Unfortunately, it is not always a reliable indicator in the real world. Investors are often irrational and variables are difficult to predict. These are challenges that all valuation models must contend with. Even if variables such as future dividends could be forecast accurately, it would still be impossible to know the true value of a share of stock in the market. However, investors must at least make an attempt to approximate a stock’s value before investing so that they can make an educated decision.
Corporate Valuation Model
The value of a business organization element in the overall outlook
of the company. This is extremely critical in the case of financial
dealings like selling or merging the company, taking loans or
increasing credibility in the community. After knowing about the
corporate valuation model companies can create their own model for
improving the status in the concerned industry.
Assets In Place
The first step in the corporate valuation model is the
determination of value of assets which are already known. Assets of
a business include equipments, machinery, property, vehicles and
inventory. The term Assets in Place explains the items which are
actually used in the current operations. By this the items which
are owned by you which helps in increasing the income and profit is
considered and the value is calculated based on the original price
for which it is bought and the depreciation.
Value of Operations
Every company will be having a current value based on the
performance metrics. This depends on the Cash flow and growth rate
of the business. It is also dependent on the capital invested in
the business which is a one time value. The value of the operation
is often expressed in millions and is calculated from the
percentage of the above factors.
Present Value and Growth Opportunities
While buying more assets or taking over a company the income may
increase at an annual rate and this figure can be added to the
value of the company.

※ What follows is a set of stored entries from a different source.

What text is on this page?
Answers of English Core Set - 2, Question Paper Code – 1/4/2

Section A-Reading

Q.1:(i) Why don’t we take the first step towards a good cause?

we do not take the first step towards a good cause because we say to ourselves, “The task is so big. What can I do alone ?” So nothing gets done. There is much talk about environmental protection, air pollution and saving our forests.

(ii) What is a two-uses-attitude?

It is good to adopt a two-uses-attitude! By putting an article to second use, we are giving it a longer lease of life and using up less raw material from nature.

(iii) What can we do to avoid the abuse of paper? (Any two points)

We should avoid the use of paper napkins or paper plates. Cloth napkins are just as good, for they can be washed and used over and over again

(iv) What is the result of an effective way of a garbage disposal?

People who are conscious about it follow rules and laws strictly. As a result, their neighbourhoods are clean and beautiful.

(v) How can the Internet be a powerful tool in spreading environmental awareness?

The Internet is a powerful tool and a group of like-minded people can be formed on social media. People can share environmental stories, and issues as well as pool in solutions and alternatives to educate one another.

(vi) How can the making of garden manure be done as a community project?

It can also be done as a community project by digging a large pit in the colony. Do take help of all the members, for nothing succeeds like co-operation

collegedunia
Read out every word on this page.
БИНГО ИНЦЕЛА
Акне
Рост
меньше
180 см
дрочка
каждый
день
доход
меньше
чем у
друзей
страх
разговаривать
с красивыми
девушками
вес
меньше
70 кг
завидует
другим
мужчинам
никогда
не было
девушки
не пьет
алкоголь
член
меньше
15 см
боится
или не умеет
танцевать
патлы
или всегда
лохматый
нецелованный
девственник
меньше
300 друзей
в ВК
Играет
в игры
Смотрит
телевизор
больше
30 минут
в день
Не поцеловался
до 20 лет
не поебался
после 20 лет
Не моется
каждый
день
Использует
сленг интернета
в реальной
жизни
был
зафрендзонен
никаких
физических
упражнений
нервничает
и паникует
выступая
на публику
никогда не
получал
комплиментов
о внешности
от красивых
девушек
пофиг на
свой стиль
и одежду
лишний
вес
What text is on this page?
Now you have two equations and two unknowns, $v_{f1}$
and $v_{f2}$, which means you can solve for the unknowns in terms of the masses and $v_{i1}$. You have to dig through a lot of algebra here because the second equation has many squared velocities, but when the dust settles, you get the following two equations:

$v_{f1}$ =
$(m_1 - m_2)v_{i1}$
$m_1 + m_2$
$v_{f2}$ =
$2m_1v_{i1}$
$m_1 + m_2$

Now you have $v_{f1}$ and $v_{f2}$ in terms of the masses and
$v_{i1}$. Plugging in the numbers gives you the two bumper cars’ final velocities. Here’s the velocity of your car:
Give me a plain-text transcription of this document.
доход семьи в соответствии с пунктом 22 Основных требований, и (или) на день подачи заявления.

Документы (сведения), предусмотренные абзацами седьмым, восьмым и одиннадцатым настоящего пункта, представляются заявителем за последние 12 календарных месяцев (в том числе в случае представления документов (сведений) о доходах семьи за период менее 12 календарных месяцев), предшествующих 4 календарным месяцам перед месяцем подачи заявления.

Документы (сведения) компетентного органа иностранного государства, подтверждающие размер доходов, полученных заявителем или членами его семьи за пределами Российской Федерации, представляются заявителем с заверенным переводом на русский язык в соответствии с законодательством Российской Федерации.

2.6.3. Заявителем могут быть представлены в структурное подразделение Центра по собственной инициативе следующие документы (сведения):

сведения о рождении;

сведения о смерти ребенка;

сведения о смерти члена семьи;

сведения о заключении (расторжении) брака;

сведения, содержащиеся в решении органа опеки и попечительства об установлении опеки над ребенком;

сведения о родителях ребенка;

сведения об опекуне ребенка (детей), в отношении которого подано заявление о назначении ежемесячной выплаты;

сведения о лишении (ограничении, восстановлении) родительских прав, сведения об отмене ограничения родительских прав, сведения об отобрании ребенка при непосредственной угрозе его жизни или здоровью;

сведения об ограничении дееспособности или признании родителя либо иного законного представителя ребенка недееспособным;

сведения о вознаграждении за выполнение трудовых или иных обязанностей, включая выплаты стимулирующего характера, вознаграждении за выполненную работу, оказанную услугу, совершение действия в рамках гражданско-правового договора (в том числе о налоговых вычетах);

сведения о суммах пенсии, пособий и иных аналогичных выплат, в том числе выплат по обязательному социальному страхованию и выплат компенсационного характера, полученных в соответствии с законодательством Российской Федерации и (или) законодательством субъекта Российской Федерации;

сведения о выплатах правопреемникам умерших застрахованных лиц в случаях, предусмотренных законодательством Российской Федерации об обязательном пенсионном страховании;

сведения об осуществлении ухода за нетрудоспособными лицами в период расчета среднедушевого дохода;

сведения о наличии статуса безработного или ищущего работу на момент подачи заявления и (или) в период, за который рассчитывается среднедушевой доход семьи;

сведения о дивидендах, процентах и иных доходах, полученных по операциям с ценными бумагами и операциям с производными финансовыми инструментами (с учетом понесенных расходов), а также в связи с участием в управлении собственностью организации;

The growth opportunities which are being
undertaken also include international marketing and internet
marketing activities etc. This value is dependent on the present
value of operations, earnings from the operations and capital cost
of the business.
Non Operating Assets
There might be some kind of assets which are not contributing to
the operations of the company. This usually includes investment
accounts, bonds, cash which is making interest and money invested
in real estate which is owned by the company. The cash flow inside
the company can cause variations and these fluctuations also
affects the overall valuation of the company.